History & Culture · Long Island
Republic Airport Keeps Babylon's Aviation Factory Memory in View
Republic Airport in East Farmingdale connects Babylon's Route 110 edge to aircraft testing, general aviation, and Long Island's aviation memory.
Published June 24, 2026 · Last verified June 24, 2026
Babylon has a beach side. It also has a runway side. Republic Airport sits at the East Farmingdale edge near the Route 110 business corridor.
Republic Airport is a public-use general aviation airport owned by the New York State Department of Transportation. Its history reaches back to Sherman Fairchild and operations that began in 1928.
The same history ties the field to early aircraft testing by Fairchild, American, Grumman, and Seversky.

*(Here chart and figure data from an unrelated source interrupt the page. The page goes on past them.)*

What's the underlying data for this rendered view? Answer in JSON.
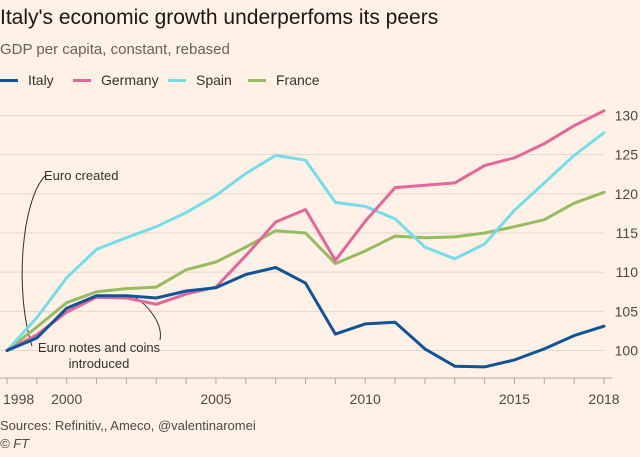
{
  "chart_data": {
    "type": "line",
    "title": "Italy's economic growth underperfoms its peers",
    "subtitle": "GDP per capita, constant, rebased",
    "x": [
      1998,
      1999,
      2000,
      2001,
      2002,
      2003,
      2004,
      2005,
      2006,
      2007,
      2008,
      2009,
      2010,
      2011,
      2012,
      2013,
      2014,
      2015,
      2016,
      2017,
      2018
    ],
    "x_tick_labels": [
      {
        "value": 1998,
        "label": "1998"
      },
      {
        "value": 2000,
        "label": "2000"
      },
      {
        "value": 2005,
        "label": "2005"
      },
      {
        "value": 2010,
        "label": "2010"
      },
      {
        "value": 2015,
        "label": "2015"
      },
      {
        "value": 2018,
        "label": "2018"
      }
    ],
    "y_ticks": [
      100,
      105,
      110,
      115,
      120,
      125,
      130
    ],
    "xlim": [
      1998,
      2018
    ],
    "ylim": [
      97,
      133
    ],
    "grid": true,
    "series": [
      {
        "name": "Italy",
        "color": "#0f5499",
        "values": [
          100,
          101.6,
          105.4,
          107.0,
          107.0,
          106.7,
          107.6,
          108.0,
          109.7,
          110.6,
          108.6,
          102.1,
          103.4,
          103.6,
          100.2,
          98.0,
          97.9,
          98.8,
          100.2,
          101.9,
          103.1
        ]
      },
      {
        "name": "Germany",
        "color": "#e3679a",
        "values": [
          100,
          102.0,
          104.9,
          106.8,
          106.7,
          105.9,
          107.2,
          108.1,
          112.1,
          116.4,
          118.0,
          111.5,
          116.5,
          120.8,
          121.1,
          121.4,
          123.6,
          124.6,
          126.4,
          128.7,
          130.6
        ]
      },
      {
        "name": "Spain",
        "color": "#75ddea",
        "values": [
          100,
          104.2,
          109.3,
          112.9,
          114.4,
          115.8,
          117.6,
          119.8,
          122.6,
          124.9,
          124.3,
          118.9,
          118.4,
          116.8,
          113.2,
          111.7,
          113.6,
          117.9,
          121.4,
          124.9,
          127.8
        ]
      },
      {
        "name": "France",
        "color": "#96bc5f",
        "values": [
          100,
          103.0,
          106.1,
          107.5,
          107.9,
          108.1,
          110.3,
          111.3,
          113.2,
          115.3,
          115.0,
          111.1,
          112.7,
          114.6,
          114.4,
          114.5,
          115.0,
          115.8,
          116.7,
          118.8,
          120.2
        ]
      }
    ],
    "annotations": [
      {
        "lines": [
          "Euro created"
        ],
        "x": 1999
      },
      {
        "lines": [
          "Euro notes and coins",
          "introduced"
        ],
        "x": 2002
      }
    ],
    "legend_position": "top-left"
  },
  "footer": {
    "source": "Sources: Refinitiv,, Ameco, @valentinaromei",
    "credit": "© FT"
  }
}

That gives East Farmingdale a workday aviation feel: hangars, business flights, industrial parcels, and old factory names near the town line.
For Babylon, Republic Airport keeps that aviation layer visible beside the shoreline story many people already know.
That makes East Farmingdale feel less like a plain industrial edge. It is part of a Long Island route where work, transport, and aviation memory still sit close to everyday roads. The airport gives Babylon a second map, one with runways and shop floors beside the bays and beaches.
That second map is easy to overlook, but it gives the town a sharper sense of range: beach roads and runway roads, both belonging to Babylon’s wider story.